The Darby Company started manufacturing and distributing meters (used to measure electric power consumption) in El Paso, a small production plant until they progressively signed relationships with other companies through out the entire Texas state. Three distribution sites were established to cater to the growing customers that the company had to deal with. The first distribution center was positioned in Fort Worth, Texas. The second in Santa Fe, New Mexico and a third established in Las Vegas with a second production plant in San Bernardino, California a couple of years ago.

Due to the companys rapid growth, not much attention had been paid to the different manufacturing costs between the El Paso and the San Bernardino plants.
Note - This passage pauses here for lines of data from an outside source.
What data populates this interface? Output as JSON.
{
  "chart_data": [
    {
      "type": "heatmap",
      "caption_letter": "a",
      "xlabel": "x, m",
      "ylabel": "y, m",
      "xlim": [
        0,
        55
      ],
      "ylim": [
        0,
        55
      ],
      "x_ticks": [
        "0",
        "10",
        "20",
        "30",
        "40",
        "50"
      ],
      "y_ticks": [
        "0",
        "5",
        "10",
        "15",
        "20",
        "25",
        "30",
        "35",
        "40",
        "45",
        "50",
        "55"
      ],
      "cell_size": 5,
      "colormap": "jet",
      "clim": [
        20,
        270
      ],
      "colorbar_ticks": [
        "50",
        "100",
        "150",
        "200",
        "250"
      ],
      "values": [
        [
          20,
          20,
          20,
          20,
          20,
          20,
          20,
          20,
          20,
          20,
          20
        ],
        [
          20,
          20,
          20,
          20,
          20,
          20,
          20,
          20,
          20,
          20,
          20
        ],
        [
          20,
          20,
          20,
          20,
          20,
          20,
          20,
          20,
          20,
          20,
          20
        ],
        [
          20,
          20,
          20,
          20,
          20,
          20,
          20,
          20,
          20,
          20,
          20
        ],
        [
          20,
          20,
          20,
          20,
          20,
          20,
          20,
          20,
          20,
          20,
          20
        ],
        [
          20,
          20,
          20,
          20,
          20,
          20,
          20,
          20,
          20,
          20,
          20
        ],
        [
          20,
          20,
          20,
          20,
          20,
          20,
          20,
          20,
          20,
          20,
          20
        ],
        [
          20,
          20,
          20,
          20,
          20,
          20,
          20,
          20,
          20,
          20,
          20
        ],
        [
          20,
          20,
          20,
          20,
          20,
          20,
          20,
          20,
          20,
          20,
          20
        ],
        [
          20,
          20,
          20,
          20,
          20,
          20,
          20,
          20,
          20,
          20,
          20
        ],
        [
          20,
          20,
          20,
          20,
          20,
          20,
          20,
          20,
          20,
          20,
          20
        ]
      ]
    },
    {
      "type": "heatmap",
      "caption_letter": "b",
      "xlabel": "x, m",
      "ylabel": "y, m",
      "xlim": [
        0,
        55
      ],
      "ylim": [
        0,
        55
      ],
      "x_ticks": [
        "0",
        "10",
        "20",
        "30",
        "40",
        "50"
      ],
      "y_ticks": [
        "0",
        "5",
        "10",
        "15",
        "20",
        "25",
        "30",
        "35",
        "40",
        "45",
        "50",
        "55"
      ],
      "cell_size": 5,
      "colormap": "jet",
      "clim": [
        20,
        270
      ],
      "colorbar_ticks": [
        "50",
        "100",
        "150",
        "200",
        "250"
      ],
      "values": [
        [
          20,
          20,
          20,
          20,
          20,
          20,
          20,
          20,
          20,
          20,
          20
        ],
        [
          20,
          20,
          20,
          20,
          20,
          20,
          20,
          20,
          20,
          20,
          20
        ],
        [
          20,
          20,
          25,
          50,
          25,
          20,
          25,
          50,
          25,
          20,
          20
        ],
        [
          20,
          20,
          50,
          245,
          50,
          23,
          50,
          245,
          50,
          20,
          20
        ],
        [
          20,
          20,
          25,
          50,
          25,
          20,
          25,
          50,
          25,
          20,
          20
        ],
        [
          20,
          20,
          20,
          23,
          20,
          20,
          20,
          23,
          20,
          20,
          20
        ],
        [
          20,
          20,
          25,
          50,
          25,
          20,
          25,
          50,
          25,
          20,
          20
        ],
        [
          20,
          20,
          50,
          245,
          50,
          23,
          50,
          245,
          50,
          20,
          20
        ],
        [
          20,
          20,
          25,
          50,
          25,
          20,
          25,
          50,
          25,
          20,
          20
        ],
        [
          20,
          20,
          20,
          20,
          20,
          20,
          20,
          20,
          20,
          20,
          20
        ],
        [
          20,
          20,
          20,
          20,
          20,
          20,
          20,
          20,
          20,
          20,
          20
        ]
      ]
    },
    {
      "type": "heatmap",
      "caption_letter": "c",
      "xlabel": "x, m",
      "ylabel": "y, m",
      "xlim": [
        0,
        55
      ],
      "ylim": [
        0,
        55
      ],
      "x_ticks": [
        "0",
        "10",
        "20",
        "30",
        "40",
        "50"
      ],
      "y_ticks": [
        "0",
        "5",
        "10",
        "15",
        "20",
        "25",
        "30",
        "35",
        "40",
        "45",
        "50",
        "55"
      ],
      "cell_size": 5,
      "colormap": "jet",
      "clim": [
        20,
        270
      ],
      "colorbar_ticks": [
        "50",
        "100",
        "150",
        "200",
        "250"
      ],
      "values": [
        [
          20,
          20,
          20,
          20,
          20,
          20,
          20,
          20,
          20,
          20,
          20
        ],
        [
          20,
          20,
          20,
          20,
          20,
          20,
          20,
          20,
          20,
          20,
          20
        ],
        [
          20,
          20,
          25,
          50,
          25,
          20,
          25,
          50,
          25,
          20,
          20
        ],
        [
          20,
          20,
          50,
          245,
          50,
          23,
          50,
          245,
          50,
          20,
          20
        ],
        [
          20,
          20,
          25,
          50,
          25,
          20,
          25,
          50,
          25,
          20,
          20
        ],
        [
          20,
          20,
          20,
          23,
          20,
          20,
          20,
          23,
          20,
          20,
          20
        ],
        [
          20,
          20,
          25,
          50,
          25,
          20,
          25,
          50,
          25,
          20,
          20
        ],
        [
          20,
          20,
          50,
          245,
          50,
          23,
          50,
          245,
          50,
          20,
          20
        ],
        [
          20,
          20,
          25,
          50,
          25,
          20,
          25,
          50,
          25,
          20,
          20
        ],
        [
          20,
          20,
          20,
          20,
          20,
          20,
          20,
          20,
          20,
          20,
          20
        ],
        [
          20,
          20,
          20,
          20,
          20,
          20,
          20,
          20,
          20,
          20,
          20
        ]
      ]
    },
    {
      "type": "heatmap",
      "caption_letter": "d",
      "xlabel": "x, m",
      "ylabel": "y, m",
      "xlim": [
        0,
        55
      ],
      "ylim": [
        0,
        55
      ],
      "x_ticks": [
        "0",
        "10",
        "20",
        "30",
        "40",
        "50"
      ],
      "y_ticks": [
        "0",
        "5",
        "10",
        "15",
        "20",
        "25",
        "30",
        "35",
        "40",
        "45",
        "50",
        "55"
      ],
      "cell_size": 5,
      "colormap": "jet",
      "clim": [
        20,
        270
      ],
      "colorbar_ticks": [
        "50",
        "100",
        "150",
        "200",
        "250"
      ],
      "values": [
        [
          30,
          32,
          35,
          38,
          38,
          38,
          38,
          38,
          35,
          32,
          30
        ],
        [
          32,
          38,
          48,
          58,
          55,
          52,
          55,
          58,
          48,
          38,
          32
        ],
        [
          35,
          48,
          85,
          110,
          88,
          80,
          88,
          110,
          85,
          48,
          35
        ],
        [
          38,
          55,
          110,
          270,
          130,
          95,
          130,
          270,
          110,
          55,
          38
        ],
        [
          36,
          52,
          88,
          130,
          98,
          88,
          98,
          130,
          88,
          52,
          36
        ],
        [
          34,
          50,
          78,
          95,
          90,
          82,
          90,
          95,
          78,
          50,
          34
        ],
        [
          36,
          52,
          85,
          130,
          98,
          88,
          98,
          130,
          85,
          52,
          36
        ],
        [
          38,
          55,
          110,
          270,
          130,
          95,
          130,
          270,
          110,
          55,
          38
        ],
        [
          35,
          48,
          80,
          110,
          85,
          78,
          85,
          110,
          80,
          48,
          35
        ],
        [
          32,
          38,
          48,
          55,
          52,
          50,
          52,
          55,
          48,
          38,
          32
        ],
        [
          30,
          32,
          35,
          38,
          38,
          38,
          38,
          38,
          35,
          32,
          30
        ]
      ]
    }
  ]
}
A meter produced in the El Paso plant costs $10.50 while the San Bernardino plant (with newer and much more efficient equipment) costs $0.50 less than the El Paso plant. It was about time that the management decided to address the problem.

A difference of 10,000 meters were noted between the two plants in their quarterly production capacity. 30,000 meters at the El Paso plant while 20,000 meters for the San Bernardino plant. It was also mentioned that there are no shipments made from the SB plant to the Fort Worth distribution center.

The company serves nine different customer zones from the three distribution centers. The Fort Worth distribution center supplies to Dallas, San Antonio, Wichita, and Kansas City. The Santa Fe distribution center supplies to Denver, Salt Lake City, and Phoenix. While the Los Angeles and San Diego customer zones are catered to by the Las Vegas distribution center.

Statement Of The Problem

The Darby company would want to figure out how many units of the meters are to be shipped from each of the plants. Due to the growth of all of their plants and distribution centers, the company would want to experiment with direct shipments to the customers without the company losing much money.